Comparison of the Psychometric Properties of Essay and Multiple-Choice Questions in Math and Science for Sixth-Grade Students Based on Classical Test Theory and Item Response Theory

Afzali, Afshin; Yaghoobi, Abolghasem; Pilehvarpour, Mohamad Aref; Azizi, Kazhal; Qanei, Darya

doi:10.22034/trj.2025.142154.2067

Authors

Department of Psychology, Faculty of Economic and Social Sciences, Bu-Ali Sina University

Document Type : Research Paper

10.22034/trj.2025.142154.2067

Abstract

Introduction:This study analyzes the psychometric properties of essay and multiple-choice questions in math and science for sixth-grade students using Classical Test Theory (CTT) and Item Response Theory (IRT). There are two prominent theories for analyzing test questions: Classical Test Theory (CTT) and Item Response Theory (IRT). In CTT, the unit of analysis is the entire test, while in IRT, the unit of analysis is each individual item. CTT has been a foundational theory in measurement for several decades, defined as a simple linear model stating that the observed score on a test is the sum of the true score and measurement error. This model consists of three components: the observed score, the true score, and the error score. The central idea regarding the relationship between the true score, observed score, and measurement error provides CTT with the ability to explain factors affecting test scores. CTT is based on three assumptions: first, the correlation between error scores and true scores is zero; second, errors have a mean of zero; and third, measurements of parallel tests are uncorrelated. CTT has been used for decades as a model for assessing the reliability and validity of measurement tools. According to the literature, CTT involves three main concepts: (a) the test score, also known as the observed score, (b) the true score, and (c) error scores. CTT focuses on two main aspects: item difficulty and item discrimination. Item difficulty refers to the proportion of individuals who can correctly answer the question. Generally, the more difficult the question, the lower the percentage of individuals answering correctly. The primary index for measuring item difficulty is the difficulty index. On the other hand, item discrimination refers to the ability of an item to differentiate between "high-performing" and "low-performing" individuals. IRT is based on the assumption that the abilities of one or more participants, denoted by θ (theta), are predictable. In Item Response Theory (IRT), important parameters for each item are defined: the discrimination parameter (a), the difficulty parameter (b), and the guessing parameter (c).
Method: The sample consisted of 388 sixth-grade students from Hamadan, selected using cluster sampling. Given the study's objective to evaluate the performance of multiple-choice and essay questions in science and math, a survey approach was utilized with methods based on CTT and IRT. The study population included all sixth-grade students in Hamadan during the 2023–2024 academic year, with a sample size of 388 determined using the Morgan table. This sample was selected randomly from six schools (three girls' schools and three boys' schools). To collect data, two teacher-made tests for science and math, containing both multiple-choice and essay questions, were used. To assess validity, each test was reviewed by four teachers (with at least six years of teaching experience) and then piloted. After incorporating the experts' feedback, the tests were finalized and used for data collection. A grading (partial credit) method was used for scoring the essay questions (Saif, 2016). To analyze the results, the e-IRT software was utilized. Parameters for multiple-choice questions were estimated based on the three-parameter model, while essay questions were analyzed using the Graded Response Model.
Results: Results indicated that essay questions performed better than multiple-choice questions in both science and math.
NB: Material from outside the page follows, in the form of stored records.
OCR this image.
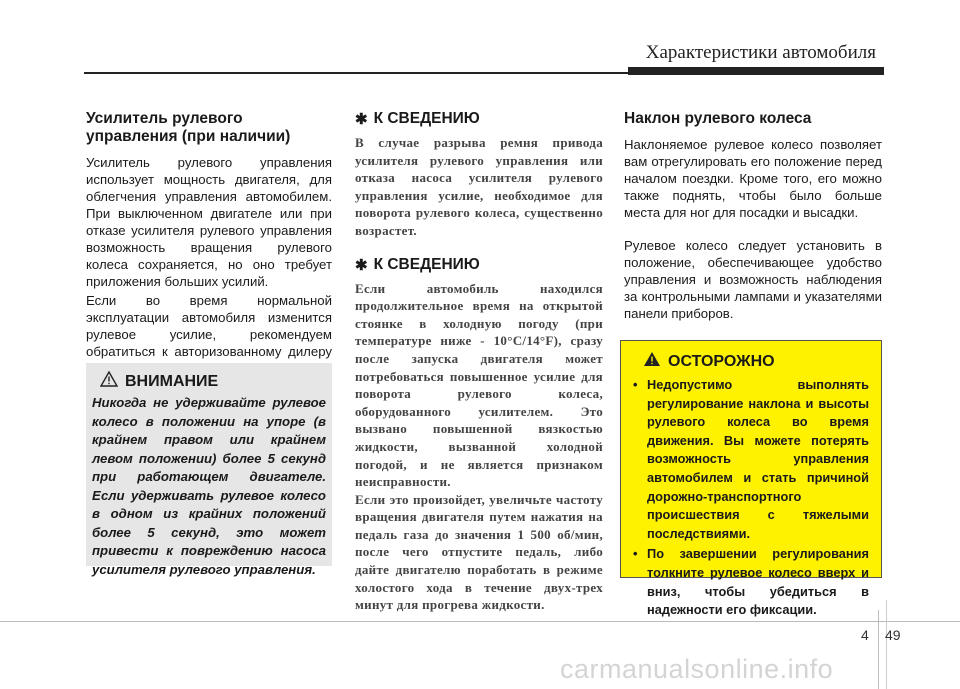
Характеристики автомобиля
Усилитель рулевого управления (при наличии)

Усилитель рулевого управления использует мощность двигателя, для облегчения управления автомобилем. При выключенном двигателе или при отказе усилителя рулевого управления возможность вращения рулевого колеса сохраняется, но оно требует приложения больших усилий.

Если во время нормальной эксплуатации автомобиля изменится рулевое усилие, рекомендуем обратиться к авторизованному дилеру

ВНИМАНИЕ

Никогда не удерживайте рулевое колесо в положении на упоре (в крайнем правом или крайнем левом положении) более 5 секунд при работающем двигателе. Если удерживать рулевое колесо в одном из крайних положений более 5 секунд, это может привести к повреждению насоса усилителя рулевого управления.

✱ К СВЕДЕНИЮ

В случае разрыва ремня привода усилителя рулевого управления или отказа насоса усилителя рулевого управления усилие, необходимое для поворота рулевого колеса, существенно возрастет.

✱ К СВЕДЕНИЮ

Если автомобиль находился продолжительное время на открытой стоянке в холодную погоду (при температуре ниже - 10°C/14°F), сразу после запуска двигателя может потребоваться повышенное усилие для поворота рулевого колеса, оборудованного усилителем. Это вызвано повышенной вязкостью жидкости, вызванной холодной погодой, и не является признаком неисправности.

Если это произойдет, увеличьте частоту вращения двигателя путем нажатия на педаль газа до значения 1 500 об/мин, после чего отпустите педаль, либо дайте двигателю поработать в режиме холостого хода в течение двух-трех минут для прогрева жидкости.

Наклон рулевого колеса

Наклоняемое рулевое колесо позволяет вам отрегулировать его положение перед началом поездки. Кроме того, его можно также поднять, чтобы было больше места для ног для посадки и высадки.

Рулевое колесо следует установить в положение, обеспечивающее удобство управления и возможность наблюдения за контрольными лампами и указателями панели приборов.

ОСТОРОЖНО
• Недопустимо выполнять регулирование наклона и высоты рулевого колеса во время движения. Вы можете потерять возможность управления автомобилем и стать причиной дорожно-транспортного происшествия с тяжелыми последствиями.
• По завершении регулирования толкните рулевое колесо вверх и вниз, чтобы убедиться в надежности его фиксации.
4 49
carmanualsonline.info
Specifically, for essay questions, the average discrimination index in science was 0.208 and in math was 0.55, while the average difficulty index in science was 2.591 and in math was 2.342, reflecting better discrimination and difficulty for essay questions. Additionally, analysis of essay questions using IRT showed that all four questions in math had a discrimination parameter above 1.35. In science, the discrimination values for the questions were 0.087, 1.090, 0.844, 1.419, and 0.533, respectively. Furthermore, the threshold parameter showed positive changes at each step in both science and math, indicating better discrimination and threshold functioning of essay questions.
The better performance of descriptive questions compared to multiple-choice questions can be attributed to several factors. Descriptive questions allow students to explore topics in depth and demonstrate critical and analytical thinking abilities. They are particularly suitable for assessing higher-order skills such as analysis, evaluation, and synthesis of information (Anderson, 2001). Unlike multiple-choice questions that restrict students to selecting one option, descriptive questions enable them to express their ideas in detail and creatively (Biggs, 2011). They also allow assessment of complex or multifaceted topics by enabling students to tailor responses based on prior knowledge and experience (Moon, 2006).Despite these advantages, descriptive questions are used less frequently for several reasons. Scoring them is time-consuming and may involve human error, leading to scorer variability (Brown, 2013). They may also demonstrate lower reliability because responses can be influenced by writing ability, fatigue, or time constraints (Gipps, 1994). Additionally, descriptive questions usually cover fewer content areas and may not provide a comprehensive assessment of the entire curriculum (Race, 2014).This study has limitations that should be considered when interpreting the findings. The types of questions used may not have fully reflected all aspects of students' abilities. Although CTT and IRT provided valuable psychometric information, they may not have captured all complex aspects of item characteristics. The study focused only on math and science; therefore, generalization to other subjects should be made cautiously. Moreover, factors such as testing conditions and student stress were not fully controlled and may have influenced the results.

Keywords

Main Subjects

Education and teaching

References

Adegoke, B.A. (2013). Comparison of Item Statistics of Physics Achievement Test using Classical Test and Item Response Theory Frameworks. Journal of Education and Practice, 4, 87-96.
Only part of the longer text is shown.